This Female-Run "Boob Shop" Is Redefining Breast Cancer Merch
Merchandise to benefit breast cancer research usually consists of at least one of the following: a ribbon or a bright shade of pink. Pink ribbon magnets. Pink ribbon keychains. Pink ribbon cups. Pink ribbon stickers. Pink ribbon yoga pants. Pink ribbon teddy bears. Pink ribbon cookies.
To quote the great Samantha Jones of Sex and the City: "They need something more inspirational or outrageous than a fucking cookie."
Indeed. For the person who wants to support or donate to breast cancer research without necessarily covering themselves and their home with pink ribbons, the Boob Shop is here to help.
An offshoot of the trendy San Francisco-based online store Lisa Says Gah, Boob Shop aims to redefine what breast cancer merchandise can look like. This October, for one month only, it's "a one-stop shop for all things boob," stocking a curated collection of slightly sarcastic, breast-referencing merchandise, with a portion of all proceeds donated to the University of California San Francisco's Helen Diller Family Comprehensive Cancer Center.
Within the breast cancer merchandise world, exactly how much of the proceeds are actually donated is quite the hot-button issue. What Boob Shop offers is wide range of products, with some clearly donating 15% of all proceeds and others, 100%.
Boob Shop also offers up distinctly different merch.
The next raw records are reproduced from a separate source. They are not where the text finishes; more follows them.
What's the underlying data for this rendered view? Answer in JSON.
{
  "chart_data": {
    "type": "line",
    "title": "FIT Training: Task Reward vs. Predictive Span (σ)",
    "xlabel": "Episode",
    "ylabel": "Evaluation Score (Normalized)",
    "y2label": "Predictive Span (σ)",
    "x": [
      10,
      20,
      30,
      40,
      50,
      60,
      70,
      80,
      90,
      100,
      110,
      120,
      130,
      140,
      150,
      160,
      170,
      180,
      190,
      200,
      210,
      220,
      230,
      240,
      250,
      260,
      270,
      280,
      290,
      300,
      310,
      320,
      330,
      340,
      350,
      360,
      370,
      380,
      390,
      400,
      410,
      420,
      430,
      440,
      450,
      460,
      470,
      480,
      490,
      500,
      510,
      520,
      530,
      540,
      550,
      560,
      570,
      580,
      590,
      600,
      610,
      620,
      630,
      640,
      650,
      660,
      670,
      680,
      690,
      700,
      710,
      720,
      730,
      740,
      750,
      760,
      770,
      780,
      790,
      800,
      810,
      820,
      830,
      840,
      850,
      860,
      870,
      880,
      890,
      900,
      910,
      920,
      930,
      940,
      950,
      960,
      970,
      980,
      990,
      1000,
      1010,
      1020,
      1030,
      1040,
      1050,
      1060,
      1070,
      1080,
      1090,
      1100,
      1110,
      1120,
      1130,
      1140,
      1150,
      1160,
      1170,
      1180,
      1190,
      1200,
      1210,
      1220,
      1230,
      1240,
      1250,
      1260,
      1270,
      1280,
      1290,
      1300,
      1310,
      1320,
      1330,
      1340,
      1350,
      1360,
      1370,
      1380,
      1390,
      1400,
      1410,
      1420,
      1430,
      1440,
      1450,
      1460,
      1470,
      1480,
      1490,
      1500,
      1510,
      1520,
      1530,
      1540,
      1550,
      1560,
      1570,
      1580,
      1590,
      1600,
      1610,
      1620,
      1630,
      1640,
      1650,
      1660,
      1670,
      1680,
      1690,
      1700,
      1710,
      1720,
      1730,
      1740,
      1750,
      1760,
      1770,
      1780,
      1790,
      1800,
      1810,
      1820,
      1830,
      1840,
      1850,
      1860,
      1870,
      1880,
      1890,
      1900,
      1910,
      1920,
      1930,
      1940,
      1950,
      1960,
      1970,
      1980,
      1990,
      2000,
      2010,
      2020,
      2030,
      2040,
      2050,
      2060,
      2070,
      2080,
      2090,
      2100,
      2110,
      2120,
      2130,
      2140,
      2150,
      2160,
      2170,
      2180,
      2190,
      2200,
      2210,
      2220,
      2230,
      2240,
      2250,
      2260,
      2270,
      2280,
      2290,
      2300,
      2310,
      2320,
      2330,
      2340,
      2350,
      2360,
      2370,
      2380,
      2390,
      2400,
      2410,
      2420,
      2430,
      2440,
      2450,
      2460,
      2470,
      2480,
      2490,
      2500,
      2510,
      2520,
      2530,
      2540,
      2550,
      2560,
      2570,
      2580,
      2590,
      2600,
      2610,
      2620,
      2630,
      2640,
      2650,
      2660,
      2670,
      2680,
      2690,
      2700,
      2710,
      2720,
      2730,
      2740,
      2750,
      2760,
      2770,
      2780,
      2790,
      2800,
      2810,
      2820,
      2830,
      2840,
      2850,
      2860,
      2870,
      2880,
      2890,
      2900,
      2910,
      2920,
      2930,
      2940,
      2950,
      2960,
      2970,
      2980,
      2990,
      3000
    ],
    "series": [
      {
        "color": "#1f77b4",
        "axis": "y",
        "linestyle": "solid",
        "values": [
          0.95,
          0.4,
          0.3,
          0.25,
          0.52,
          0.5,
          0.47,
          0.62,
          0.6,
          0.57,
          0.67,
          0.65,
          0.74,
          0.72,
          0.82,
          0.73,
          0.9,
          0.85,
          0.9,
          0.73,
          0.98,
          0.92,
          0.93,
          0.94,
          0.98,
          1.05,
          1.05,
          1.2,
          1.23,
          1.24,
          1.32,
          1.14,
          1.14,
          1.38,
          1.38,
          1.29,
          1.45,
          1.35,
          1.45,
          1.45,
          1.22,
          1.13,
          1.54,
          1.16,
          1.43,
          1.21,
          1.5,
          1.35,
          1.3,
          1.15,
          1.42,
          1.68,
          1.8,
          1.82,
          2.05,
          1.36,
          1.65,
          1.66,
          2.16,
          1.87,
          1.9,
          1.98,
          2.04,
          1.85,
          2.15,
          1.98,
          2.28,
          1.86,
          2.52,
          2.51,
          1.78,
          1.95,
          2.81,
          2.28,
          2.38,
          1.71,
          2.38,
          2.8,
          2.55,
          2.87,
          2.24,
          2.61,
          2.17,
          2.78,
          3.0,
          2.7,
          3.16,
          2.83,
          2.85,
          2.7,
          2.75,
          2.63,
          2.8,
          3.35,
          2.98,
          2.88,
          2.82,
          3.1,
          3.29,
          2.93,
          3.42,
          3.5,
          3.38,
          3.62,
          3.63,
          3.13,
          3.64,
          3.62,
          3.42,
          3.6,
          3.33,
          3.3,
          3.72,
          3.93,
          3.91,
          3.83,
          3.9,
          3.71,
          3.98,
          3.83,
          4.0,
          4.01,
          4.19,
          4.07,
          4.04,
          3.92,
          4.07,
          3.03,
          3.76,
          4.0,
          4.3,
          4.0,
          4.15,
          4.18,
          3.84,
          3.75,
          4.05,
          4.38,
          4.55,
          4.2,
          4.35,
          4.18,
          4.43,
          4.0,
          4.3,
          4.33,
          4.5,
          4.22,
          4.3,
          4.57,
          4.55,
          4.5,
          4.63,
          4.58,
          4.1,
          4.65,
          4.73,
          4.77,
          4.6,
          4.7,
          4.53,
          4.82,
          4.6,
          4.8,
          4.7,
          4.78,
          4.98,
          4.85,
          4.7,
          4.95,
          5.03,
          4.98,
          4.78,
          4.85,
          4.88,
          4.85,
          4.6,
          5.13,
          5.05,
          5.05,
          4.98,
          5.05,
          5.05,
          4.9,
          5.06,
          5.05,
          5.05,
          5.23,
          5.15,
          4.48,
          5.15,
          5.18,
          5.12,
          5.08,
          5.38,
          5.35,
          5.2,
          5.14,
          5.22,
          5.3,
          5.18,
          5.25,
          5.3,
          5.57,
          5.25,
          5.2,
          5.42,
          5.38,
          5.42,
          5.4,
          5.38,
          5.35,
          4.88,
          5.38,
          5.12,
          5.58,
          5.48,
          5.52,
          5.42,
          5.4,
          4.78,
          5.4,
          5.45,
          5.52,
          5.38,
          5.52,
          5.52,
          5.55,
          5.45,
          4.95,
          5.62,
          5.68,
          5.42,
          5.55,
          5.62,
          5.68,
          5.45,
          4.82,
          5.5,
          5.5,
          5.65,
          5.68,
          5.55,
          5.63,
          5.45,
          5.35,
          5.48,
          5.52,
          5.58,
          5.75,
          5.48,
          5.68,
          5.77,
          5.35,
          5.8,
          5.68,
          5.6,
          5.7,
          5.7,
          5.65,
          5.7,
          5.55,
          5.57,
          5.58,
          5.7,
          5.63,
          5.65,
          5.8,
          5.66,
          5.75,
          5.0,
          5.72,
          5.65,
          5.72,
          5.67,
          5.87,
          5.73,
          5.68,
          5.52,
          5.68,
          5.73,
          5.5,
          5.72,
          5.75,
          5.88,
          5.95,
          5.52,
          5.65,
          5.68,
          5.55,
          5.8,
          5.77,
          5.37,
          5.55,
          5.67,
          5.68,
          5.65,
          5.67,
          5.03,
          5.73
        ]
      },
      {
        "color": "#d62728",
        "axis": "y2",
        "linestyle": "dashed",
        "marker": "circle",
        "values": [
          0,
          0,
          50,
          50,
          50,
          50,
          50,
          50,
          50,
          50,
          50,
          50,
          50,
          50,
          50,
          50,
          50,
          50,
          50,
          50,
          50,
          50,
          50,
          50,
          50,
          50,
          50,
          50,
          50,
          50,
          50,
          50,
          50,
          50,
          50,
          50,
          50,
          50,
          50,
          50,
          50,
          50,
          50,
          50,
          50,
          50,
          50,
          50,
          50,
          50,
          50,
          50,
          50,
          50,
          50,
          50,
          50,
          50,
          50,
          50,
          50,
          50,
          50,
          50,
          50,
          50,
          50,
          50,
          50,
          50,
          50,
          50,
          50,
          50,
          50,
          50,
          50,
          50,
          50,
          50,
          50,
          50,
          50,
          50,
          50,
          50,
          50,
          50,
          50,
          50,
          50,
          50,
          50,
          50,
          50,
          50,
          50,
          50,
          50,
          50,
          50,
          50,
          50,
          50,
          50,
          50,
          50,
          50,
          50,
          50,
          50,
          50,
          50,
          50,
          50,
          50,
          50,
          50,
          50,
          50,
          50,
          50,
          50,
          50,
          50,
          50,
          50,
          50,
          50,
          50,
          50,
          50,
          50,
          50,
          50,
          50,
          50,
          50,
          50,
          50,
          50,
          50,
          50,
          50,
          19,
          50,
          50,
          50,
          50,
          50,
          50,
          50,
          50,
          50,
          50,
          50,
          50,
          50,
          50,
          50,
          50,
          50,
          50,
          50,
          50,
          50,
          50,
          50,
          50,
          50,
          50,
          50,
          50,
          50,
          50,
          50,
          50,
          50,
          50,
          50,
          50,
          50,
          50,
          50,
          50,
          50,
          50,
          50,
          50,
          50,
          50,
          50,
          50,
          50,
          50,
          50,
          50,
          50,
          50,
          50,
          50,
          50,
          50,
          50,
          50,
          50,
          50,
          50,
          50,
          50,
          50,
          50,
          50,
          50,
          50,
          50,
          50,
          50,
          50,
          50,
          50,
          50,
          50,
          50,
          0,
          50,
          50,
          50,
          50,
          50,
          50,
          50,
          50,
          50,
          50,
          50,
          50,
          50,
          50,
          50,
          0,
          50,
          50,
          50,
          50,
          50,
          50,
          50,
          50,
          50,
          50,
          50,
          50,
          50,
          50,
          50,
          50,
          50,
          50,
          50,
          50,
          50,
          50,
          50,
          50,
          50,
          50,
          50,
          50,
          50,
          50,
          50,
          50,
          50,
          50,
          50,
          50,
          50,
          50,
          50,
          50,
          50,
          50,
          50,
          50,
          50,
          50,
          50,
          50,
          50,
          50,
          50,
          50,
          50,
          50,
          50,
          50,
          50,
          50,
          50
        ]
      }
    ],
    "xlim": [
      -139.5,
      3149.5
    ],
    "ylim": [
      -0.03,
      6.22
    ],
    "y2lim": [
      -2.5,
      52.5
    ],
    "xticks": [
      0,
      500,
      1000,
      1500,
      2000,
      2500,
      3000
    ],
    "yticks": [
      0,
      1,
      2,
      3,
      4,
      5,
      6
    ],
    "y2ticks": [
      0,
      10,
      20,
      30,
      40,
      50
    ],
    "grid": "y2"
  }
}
So instead of a pink ribbon candle, Boob Shop customers could buy this vase with breasts:
Instead of a pink ribbon hair dryer, you could buy a dainty gold heart necklace that says "fuck cancer":
"The market is saturated with bright pink things or something with a ribbon on it, and that's just not something our consumer is going to engage with," Lisa Says Gah founder Lisa Williams told Mic. "We wanted to offer products our customers would be excited to purchase."
So, the brand targeted items that were extremely aesthetically pleasing and also gave back — and didn't simply skirt around the realities of breast cancer with a cheery color.
It's a sentiment expressed by critics of the current wave of breast cancer fundraising, who are tired of a market overrun with companies jumping on the pink ribbon bandwagon by simply using pink or cutesy breast puns without engaging in the issue.
The idea for the month-long online pop-up can be traced back to Williams' friend Amanda Niello, who at 29 was diagnosed with stage two breast cancer. When Williams and Lisa Says Gah brand strategist Olivia La Roche heard the news earlier this year, they knew that they wanted to give back while also drawing attention to early breast cancer detection.
"We decided we wanted to find a way to be active about what she was going through and help her share her story," La Roche told Mic. "And bring to awareness to the fact that this affects people under 45."
Through her diagnosis and treatment at the the UCSF center, Niello has been keeping an updated blog, titled "Thanks, I Have Cancer!" documenting her experience as a very young woman with the disease.
"Amanda has this really beautiful way of speaking of really scary hard things with a lightheartedness," La Roche said. "These things still need to be talked about, and I think she brings a very humanizing element to the breast cancer treatment experience."
As Niello put it in an interview on the store's site:
"It can be quite hard to see the silver lining or humor in cancer, but that is something I decided I would be doing a lot of from the minute I was diagnosed. ... That being said, I think it's just as important to be honest about how you feel, and if there's a breakdown on its way, that's totally fair. It feels really good to cry or throw something or punch a pillow when things aren't going your way, so I say punch away! And then get your eye back on the prize."
That sass-streaked attitude is reflected in the Boob Shop's more darkly humorous merchandise, like a breast wall hanging, a rug with breasts and even a breast pillow, which women are free to punch away at.
With Lisa Says Gah's Boob Shop only operating through October, that leaves an opening for shops across the country — and the world — to step up and create options for women who want to celebrate their strength or the strength of their loved ones, all while giving back.